1. Peel and slice your hardboiled eggs lengthwise. If you haven't the faintest idea as to how you might properly hard boil an egg, you are not alone. To hard boil eggs for this recipe, place the eggs in a single layer at the bottom of a pan and cover with cold water. Bring water to a boil, then immediately turn off the heat and let sit for seven minutes. Run cold water over the eggs to cool down the hot water, then add ice to the pot to stop the cooking process entirely. Congratulations, you now hopefully have six hard boiled eggs.
2. Remove yolks from the whites of your eggs and place them in a medium-sized bowl.

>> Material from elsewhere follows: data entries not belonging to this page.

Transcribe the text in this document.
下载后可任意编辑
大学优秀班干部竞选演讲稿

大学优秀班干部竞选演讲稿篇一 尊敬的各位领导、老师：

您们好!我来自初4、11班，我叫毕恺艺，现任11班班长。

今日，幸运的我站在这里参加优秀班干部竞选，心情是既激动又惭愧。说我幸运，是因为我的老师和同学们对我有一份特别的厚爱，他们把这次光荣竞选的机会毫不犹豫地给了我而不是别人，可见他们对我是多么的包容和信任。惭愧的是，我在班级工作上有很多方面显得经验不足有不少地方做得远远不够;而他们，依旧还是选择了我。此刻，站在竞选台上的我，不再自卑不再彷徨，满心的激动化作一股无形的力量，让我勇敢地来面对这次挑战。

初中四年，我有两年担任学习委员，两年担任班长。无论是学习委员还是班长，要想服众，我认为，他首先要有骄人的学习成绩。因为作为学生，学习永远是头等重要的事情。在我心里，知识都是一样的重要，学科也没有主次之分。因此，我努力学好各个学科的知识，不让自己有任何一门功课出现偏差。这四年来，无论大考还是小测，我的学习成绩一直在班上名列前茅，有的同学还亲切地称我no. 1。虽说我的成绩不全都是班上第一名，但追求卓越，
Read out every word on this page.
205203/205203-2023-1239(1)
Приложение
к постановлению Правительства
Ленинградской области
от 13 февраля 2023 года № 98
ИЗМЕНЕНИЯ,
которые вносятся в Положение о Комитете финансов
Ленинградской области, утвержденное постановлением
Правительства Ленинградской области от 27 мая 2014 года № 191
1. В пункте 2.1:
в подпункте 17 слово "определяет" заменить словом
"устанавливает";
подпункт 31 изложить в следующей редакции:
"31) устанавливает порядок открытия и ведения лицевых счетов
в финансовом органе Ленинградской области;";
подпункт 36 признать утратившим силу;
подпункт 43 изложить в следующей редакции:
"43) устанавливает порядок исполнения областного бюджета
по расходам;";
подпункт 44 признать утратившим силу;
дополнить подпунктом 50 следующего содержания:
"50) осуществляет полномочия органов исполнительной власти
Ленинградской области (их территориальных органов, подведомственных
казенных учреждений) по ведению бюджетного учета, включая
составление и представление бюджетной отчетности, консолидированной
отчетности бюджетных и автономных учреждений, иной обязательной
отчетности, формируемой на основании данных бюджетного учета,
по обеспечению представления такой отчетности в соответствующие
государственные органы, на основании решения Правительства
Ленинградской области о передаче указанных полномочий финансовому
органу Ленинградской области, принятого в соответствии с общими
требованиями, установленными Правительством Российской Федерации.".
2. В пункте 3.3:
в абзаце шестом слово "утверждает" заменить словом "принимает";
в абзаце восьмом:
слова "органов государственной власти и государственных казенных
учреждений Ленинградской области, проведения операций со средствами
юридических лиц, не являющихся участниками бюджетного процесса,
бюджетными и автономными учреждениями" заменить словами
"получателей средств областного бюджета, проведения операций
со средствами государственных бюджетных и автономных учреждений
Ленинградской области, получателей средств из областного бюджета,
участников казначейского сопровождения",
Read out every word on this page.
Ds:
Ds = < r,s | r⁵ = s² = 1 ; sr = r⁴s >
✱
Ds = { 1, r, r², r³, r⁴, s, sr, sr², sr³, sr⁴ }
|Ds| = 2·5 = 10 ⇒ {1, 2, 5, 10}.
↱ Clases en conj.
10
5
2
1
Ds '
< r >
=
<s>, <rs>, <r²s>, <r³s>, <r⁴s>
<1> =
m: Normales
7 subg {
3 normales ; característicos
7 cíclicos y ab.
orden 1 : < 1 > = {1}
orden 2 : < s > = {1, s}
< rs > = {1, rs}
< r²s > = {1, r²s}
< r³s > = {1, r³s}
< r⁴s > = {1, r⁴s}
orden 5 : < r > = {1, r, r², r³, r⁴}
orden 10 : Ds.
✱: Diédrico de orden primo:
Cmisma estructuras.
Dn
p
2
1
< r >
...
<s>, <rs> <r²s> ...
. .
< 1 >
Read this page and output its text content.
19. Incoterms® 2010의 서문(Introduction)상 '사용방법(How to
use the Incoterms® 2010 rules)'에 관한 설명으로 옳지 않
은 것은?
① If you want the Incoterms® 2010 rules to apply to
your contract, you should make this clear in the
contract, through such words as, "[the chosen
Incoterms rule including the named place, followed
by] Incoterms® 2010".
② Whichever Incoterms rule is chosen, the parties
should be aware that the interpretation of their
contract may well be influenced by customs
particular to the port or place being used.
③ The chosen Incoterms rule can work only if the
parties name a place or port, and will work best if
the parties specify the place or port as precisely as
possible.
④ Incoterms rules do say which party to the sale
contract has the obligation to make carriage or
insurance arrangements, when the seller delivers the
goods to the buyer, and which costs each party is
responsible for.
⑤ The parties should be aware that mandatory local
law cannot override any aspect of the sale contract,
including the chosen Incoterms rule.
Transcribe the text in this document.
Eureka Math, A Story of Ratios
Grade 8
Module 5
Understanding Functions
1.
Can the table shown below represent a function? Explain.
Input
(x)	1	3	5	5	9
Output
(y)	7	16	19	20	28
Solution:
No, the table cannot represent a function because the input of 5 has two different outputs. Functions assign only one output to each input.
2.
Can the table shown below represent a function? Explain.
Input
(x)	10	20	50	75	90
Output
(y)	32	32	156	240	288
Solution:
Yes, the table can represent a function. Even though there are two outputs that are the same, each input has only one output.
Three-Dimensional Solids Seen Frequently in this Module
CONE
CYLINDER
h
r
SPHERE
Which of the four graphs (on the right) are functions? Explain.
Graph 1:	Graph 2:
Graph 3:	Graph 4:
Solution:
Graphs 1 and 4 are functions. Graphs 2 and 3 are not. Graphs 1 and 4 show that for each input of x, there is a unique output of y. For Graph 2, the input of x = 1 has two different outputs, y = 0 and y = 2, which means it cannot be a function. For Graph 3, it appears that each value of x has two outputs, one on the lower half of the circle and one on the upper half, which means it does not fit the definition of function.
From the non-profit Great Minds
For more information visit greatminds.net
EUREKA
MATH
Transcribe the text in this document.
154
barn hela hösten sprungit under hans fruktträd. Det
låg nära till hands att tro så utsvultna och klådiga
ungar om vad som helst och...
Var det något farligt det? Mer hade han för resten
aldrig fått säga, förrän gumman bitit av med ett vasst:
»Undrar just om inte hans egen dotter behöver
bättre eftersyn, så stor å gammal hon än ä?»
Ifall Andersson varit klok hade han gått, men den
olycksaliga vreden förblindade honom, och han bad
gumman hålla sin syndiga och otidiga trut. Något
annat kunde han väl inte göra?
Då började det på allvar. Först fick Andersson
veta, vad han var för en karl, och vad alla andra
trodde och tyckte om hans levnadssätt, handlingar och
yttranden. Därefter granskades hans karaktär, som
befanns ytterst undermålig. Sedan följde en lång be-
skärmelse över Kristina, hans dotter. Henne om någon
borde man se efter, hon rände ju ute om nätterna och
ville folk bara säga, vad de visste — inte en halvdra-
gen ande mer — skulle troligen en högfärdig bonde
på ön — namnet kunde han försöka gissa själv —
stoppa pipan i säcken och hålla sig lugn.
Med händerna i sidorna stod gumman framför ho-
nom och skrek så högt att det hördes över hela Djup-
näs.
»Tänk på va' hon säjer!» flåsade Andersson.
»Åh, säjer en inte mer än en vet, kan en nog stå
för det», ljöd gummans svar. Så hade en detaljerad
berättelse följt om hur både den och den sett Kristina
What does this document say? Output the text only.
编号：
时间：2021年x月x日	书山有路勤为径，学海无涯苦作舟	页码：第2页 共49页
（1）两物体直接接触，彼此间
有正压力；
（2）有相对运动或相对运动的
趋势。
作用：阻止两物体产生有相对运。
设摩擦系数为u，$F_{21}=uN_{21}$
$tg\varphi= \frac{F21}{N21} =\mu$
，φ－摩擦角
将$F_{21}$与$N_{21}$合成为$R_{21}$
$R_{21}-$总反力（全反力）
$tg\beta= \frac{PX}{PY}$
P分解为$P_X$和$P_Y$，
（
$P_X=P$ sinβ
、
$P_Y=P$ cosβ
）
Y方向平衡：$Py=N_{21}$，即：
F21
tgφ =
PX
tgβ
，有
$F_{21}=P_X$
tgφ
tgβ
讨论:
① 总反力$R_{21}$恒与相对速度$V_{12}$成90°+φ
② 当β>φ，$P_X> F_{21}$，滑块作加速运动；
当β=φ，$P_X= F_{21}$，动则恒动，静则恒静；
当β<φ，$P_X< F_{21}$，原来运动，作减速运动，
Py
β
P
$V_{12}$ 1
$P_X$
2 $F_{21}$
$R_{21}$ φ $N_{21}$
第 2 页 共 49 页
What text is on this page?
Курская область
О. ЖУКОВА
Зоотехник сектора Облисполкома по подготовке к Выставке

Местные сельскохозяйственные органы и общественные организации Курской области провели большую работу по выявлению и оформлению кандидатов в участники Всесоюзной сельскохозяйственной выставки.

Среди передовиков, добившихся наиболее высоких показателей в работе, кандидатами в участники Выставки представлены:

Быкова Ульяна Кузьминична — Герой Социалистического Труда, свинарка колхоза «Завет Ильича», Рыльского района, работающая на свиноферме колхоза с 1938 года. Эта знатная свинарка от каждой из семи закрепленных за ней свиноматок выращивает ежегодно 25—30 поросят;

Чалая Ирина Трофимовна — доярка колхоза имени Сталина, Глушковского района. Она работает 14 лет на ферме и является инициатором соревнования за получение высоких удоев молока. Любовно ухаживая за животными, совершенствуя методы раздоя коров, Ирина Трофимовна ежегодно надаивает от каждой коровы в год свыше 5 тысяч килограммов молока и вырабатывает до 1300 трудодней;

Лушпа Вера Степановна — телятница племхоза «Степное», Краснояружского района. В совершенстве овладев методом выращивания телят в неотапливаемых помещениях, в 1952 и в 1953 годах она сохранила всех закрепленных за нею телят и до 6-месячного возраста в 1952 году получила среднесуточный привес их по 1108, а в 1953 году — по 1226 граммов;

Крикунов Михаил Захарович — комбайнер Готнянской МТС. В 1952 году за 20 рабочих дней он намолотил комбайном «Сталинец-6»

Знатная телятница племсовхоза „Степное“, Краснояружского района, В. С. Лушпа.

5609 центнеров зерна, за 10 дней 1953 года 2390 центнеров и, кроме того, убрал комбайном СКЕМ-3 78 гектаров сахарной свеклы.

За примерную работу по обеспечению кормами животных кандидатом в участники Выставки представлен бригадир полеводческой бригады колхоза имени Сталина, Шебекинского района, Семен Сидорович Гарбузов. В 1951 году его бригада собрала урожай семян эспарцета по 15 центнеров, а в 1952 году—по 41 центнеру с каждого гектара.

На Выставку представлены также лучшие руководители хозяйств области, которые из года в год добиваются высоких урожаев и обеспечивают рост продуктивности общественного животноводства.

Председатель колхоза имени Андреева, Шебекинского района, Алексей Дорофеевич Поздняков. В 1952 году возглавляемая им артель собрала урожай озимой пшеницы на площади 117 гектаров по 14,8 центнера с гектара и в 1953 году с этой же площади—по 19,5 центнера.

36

Chop egg whites and add to another, larger bowl.
3. Mash yolks with a fork and to them add olive oil, lemon juice, vinegar, mustard, and salt. No need to worry about emulsifying-- everything will blend together. And there's no need to worry about lumps-- it's an egg salad, for God's sake.
4. Add diced chicken, apples, capers, and lemon zest to the chopped egg whites and toss together. Now add the egg yolk dressing, chives, dill, and ground pepper. Mix until thoroughly combined.
5. If you are not currently feeling rushed by the cries of cranky, hungry small children, you might want to let the salad sit in your refrigerator overnight. The results will charm the pants right off of you.
6. For best eating results, let salad warm for several minutes to shake the chill of refrigeration off its shoulder. So to speak, since it should be (hopefully) obvious to you that chopped salads do not, as a rule, have shoulders unless they have been molded to into the likeness of something with shoulders, in which case, it still wouldn't have shoulders, but merely looks as though it might have them. I think you know what I mean.
7. Serve over lightly-dressed greens or between two slices of toasted, hearty bread, like pumpernickel (as shown above).